Could you tell a stranger at a business networking meeting a few key points about the company, so you both could decide quickly if there was something to talk about?
I’ve been in situations where four sentences made the difference between getting hired or rejected.
Expertise alone won’t attract best opportunities. It’s not just company founders and public speakers who could benefit from a focused “less is more” approach. Last week, I spoke with two highly skilled professionals in multinational companies, who told me they had great difficulty in summarizing some issues quickly and to the point in their internal meetings, even when they were just talking with their boss.
"There were investors in that room that evening who did have money to invest if someone could tell a compelling story about their business."

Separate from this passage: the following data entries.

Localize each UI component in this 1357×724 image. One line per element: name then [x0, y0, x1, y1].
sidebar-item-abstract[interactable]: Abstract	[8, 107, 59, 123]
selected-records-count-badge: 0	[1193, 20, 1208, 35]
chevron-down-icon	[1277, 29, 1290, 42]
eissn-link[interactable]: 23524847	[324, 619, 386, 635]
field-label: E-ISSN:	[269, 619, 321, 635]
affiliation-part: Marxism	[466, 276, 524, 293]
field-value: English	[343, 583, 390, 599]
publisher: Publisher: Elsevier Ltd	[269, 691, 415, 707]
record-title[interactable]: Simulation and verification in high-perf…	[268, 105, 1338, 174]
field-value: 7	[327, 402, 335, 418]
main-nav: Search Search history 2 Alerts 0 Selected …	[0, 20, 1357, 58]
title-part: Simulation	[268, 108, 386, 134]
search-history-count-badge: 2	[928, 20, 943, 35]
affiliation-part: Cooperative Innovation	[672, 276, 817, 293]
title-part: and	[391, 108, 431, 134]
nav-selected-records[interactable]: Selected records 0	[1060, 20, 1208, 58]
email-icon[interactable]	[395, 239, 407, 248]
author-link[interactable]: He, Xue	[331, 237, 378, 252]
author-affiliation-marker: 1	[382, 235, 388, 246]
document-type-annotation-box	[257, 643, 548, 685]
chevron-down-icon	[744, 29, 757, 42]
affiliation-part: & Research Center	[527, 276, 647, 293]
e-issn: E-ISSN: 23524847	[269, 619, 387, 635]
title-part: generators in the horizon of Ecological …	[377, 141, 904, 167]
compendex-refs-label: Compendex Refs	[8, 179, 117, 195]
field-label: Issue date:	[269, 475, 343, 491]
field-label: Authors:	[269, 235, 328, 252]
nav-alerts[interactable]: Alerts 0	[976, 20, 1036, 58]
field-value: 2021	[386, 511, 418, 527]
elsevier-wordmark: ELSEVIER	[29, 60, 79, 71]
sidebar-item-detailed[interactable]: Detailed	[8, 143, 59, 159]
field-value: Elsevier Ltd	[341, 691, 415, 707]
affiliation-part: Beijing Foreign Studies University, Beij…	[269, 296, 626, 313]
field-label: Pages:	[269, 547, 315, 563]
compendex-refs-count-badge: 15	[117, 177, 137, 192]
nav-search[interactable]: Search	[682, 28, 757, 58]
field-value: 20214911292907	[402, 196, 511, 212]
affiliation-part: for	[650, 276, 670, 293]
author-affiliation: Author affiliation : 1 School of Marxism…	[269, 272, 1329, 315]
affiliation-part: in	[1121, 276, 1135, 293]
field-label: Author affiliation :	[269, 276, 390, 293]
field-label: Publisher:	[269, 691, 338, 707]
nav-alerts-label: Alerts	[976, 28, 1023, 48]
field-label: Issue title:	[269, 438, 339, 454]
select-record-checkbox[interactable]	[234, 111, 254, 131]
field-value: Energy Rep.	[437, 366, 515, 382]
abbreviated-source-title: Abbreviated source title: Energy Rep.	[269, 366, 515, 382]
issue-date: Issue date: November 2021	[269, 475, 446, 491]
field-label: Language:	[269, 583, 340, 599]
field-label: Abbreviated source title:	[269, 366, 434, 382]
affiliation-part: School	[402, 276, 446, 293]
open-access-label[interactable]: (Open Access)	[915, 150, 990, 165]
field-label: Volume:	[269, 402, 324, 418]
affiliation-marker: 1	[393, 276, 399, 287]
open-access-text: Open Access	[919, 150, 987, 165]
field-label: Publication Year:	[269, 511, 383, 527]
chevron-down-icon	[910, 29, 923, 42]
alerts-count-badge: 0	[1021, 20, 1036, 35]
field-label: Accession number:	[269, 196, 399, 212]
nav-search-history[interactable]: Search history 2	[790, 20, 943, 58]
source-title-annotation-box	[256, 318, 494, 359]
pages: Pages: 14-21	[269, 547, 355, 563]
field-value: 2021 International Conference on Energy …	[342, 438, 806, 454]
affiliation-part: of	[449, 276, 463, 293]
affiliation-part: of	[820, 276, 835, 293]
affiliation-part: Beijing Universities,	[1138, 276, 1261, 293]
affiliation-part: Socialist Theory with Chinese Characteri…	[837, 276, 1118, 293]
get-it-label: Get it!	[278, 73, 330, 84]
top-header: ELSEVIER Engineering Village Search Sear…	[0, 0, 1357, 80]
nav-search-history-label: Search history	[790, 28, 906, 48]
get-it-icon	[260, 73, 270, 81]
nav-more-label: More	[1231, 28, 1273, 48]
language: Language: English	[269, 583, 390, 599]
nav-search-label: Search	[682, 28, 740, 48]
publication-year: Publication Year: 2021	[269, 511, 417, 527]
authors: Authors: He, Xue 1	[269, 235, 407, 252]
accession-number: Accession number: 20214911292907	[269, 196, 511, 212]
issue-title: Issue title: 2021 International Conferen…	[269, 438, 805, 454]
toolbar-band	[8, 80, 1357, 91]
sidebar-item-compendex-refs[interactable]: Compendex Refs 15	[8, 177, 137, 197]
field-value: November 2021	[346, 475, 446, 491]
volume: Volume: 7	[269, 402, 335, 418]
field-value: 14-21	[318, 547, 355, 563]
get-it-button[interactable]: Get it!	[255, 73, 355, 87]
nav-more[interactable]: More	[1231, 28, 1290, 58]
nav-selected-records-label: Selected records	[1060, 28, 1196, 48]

The answer is usually simple. Imagine what your bosses or listeners need or want to hear and only tell that and nothing more. Unless they ask. Whenever I violated that rule, I killed an opportunity, in both personal and professional relationships. And I’m most impressed by people who follow that rule in conversations with me.
Next time you plan to summarize anything in business, time yourself and finish under 2 minutes and deliver only three points. And that’s about 10 sentences, about three sentences per point.
What are the three points they most need or want to hear? If they want more, fine, as long as they ask for it.
Until then, stand out from the crowd! And do it under two minutes!